Public housing in Boston, Massachusetts

The Old Harbor Housing Project, later renamed the Mary Ellen McCormack Project, is a 27-acre housing project opposite Joe Moakley Park in South Boston, Massachusetts.

==History==
Built in 1936 by the Federal Public Works Administration (PWA) as one of 50 slum clearance and low income housing projects being constructed nationwide. Construction cost $6,000,000, and opened on May 1, 1938. The Old Harbor Village was the first public housing development in New England and it remains one of the largest. It comprises more than 1,000 apartments in 22 three-story buildings and 152 row houses. The complex was renamed after the mother of John W. McCormack, former Speaker of the United States House of Representatives, who championed housing and human rights.

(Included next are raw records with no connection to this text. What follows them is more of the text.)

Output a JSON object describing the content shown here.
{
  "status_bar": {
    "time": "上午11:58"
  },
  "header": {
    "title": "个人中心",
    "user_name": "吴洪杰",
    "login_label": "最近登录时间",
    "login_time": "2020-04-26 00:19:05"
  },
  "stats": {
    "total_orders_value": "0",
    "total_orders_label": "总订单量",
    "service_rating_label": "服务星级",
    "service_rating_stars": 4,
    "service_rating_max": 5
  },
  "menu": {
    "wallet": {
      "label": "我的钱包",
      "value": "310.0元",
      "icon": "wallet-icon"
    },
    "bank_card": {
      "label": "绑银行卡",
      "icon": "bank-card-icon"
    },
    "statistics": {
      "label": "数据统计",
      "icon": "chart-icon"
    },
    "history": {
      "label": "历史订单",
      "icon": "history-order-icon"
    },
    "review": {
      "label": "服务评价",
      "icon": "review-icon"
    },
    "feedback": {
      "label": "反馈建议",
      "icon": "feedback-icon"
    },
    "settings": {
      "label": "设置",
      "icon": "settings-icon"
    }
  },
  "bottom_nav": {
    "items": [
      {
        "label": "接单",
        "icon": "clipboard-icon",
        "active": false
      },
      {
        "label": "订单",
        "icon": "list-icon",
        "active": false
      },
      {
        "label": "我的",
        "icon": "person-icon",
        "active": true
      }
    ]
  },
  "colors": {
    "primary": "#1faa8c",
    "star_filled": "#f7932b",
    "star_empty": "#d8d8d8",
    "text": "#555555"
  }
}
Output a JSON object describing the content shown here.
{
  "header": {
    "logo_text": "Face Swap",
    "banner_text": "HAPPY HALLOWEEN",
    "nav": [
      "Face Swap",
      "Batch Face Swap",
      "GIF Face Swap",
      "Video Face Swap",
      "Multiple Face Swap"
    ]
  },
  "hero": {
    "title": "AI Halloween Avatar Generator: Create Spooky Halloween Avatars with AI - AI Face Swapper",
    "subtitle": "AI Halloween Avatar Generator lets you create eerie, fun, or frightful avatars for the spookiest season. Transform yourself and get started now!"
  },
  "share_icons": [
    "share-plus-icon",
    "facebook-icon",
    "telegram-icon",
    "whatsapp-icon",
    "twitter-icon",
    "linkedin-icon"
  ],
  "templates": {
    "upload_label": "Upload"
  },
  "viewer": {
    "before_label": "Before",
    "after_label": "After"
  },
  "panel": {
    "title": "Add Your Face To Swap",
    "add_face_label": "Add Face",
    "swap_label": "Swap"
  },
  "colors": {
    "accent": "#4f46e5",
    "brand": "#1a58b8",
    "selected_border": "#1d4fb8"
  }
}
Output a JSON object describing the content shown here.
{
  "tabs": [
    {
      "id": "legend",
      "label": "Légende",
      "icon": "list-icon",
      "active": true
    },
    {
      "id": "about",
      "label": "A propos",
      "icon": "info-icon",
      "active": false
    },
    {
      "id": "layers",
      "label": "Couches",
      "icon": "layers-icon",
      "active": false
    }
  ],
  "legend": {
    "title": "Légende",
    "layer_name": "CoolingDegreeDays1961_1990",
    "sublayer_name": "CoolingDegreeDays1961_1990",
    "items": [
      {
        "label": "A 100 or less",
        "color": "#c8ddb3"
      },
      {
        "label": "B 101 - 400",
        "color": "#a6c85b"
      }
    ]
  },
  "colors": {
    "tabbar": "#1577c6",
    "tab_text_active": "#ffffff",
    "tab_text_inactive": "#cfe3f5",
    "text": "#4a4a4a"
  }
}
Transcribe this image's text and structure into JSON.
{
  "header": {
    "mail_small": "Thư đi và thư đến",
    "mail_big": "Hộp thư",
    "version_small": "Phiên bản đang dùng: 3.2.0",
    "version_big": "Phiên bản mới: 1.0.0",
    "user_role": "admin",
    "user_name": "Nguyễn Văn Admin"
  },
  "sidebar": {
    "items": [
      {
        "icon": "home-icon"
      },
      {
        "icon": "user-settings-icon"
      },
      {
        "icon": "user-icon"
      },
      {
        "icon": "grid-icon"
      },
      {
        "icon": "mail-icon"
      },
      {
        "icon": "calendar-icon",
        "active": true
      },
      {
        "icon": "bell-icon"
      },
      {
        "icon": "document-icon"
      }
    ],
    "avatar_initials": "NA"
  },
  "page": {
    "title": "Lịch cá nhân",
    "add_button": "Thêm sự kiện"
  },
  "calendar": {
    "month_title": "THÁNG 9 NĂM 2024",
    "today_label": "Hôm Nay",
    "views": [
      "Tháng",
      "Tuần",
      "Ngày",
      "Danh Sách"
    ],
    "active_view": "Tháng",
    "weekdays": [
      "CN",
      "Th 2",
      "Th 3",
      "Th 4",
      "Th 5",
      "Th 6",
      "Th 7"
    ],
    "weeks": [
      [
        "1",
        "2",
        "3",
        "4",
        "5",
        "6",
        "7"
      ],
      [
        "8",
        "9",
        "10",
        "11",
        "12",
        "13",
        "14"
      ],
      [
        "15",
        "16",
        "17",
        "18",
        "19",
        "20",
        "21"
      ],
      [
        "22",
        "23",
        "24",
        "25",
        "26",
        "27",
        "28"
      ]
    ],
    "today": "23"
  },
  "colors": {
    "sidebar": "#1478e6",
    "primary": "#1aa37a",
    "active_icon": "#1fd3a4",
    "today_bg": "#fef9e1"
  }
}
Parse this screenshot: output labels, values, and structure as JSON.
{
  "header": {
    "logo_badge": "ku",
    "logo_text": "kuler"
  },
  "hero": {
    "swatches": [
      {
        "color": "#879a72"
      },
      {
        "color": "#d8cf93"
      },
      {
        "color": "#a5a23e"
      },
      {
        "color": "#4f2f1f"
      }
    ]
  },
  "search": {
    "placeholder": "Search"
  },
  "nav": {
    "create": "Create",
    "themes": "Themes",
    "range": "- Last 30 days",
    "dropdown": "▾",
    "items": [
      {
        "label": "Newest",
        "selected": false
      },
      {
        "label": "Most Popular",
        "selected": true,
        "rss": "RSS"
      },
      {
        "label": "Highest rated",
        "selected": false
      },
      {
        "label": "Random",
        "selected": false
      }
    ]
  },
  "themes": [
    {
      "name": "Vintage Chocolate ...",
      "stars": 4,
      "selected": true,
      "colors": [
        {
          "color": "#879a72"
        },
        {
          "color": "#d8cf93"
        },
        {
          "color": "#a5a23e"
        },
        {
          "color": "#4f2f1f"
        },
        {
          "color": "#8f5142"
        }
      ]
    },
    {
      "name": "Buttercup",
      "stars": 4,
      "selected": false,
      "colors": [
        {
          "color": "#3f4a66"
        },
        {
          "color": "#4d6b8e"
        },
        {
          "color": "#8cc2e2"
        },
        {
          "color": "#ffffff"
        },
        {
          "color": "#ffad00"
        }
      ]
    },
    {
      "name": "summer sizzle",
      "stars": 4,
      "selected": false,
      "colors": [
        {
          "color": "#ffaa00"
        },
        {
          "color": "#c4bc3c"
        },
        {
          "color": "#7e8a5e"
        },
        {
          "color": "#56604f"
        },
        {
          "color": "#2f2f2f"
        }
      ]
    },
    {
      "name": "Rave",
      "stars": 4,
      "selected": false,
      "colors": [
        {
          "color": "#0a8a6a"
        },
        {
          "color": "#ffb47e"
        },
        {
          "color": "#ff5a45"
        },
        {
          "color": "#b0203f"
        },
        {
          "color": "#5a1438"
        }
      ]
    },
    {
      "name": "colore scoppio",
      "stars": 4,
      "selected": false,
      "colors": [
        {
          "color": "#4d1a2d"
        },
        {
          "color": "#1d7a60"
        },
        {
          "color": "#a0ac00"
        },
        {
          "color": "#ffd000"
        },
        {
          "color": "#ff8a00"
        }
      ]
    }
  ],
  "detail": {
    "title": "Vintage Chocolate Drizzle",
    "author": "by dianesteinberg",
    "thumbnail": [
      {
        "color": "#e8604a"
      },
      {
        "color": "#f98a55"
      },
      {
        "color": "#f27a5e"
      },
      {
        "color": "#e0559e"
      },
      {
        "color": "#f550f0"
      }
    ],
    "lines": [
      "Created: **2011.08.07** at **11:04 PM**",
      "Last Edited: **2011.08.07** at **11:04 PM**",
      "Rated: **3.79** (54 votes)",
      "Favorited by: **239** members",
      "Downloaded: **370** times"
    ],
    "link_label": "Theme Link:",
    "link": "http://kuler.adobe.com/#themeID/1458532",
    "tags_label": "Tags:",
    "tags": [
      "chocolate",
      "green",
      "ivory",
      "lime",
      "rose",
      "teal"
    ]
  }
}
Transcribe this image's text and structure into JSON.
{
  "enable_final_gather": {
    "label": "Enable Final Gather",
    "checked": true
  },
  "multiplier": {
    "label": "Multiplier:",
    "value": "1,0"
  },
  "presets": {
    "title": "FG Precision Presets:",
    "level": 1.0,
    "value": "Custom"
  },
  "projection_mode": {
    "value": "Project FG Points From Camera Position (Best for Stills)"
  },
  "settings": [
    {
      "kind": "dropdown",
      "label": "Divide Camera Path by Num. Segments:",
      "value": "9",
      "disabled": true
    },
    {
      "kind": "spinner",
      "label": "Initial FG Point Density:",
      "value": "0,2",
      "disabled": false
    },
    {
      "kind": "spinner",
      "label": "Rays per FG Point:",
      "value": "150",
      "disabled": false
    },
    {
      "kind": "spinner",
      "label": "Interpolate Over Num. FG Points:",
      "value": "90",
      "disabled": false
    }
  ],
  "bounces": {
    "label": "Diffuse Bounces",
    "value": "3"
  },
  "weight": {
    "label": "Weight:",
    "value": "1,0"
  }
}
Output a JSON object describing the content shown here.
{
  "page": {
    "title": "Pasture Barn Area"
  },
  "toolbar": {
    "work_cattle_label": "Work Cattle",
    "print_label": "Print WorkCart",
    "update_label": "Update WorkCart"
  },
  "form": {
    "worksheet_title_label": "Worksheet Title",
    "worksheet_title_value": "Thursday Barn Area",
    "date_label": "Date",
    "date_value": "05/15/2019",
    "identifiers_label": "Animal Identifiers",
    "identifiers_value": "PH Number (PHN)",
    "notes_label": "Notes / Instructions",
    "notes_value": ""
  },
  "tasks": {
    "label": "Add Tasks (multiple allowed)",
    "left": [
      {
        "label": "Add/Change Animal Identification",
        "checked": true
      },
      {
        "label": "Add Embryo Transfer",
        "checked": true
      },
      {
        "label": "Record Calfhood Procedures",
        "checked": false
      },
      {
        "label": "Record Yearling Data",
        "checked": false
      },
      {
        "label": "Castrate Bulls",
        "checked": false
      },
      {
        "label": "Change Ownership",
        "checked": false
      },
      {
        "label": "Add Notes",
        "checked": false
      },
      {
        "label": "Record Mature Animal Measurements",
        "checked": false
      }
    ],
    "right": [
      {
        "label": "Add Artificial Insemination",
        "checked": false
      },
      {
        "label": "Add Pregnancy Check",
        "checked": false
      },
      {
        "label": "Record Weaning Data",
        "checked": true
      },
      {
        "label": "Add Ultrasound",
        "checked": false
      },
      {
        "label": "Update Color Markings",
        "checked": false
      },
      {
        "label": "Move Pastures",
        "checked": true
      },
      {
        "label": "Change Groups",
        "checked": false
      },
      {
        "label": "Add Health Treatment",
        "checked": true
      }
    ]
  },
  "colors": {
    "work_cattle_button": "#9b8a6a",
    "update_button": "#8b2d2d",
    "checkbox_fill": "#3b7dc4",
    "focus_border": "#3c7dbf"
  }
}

The Project is best known for being the housing project where James "Whitey" Bulger grew up, and a neighborhood "where court-ordered desegregation of schools through busing led to hostility and violence in the 1970s". The housing project itself was under a HUD approved desegregation plan.

As of 2017, the complex has 1,016 subsidized apartments located a short distance from the MBTA subway's Red Line and various MBTA bus routes.

==Renovation proposal==
In August 2017, the Boston Housing Authority announced a partnership with WinnCompanies on a $1.6 billion redevelopment project that would replace the 1,016 subsidized apartments with 1,365 mixed-income units, adding middle-income/workforce housing and market rate rental units and condominiums to the replacement subsidized units. The proposal also calls for the addition of community space, green space and retail locations, including a supermarket.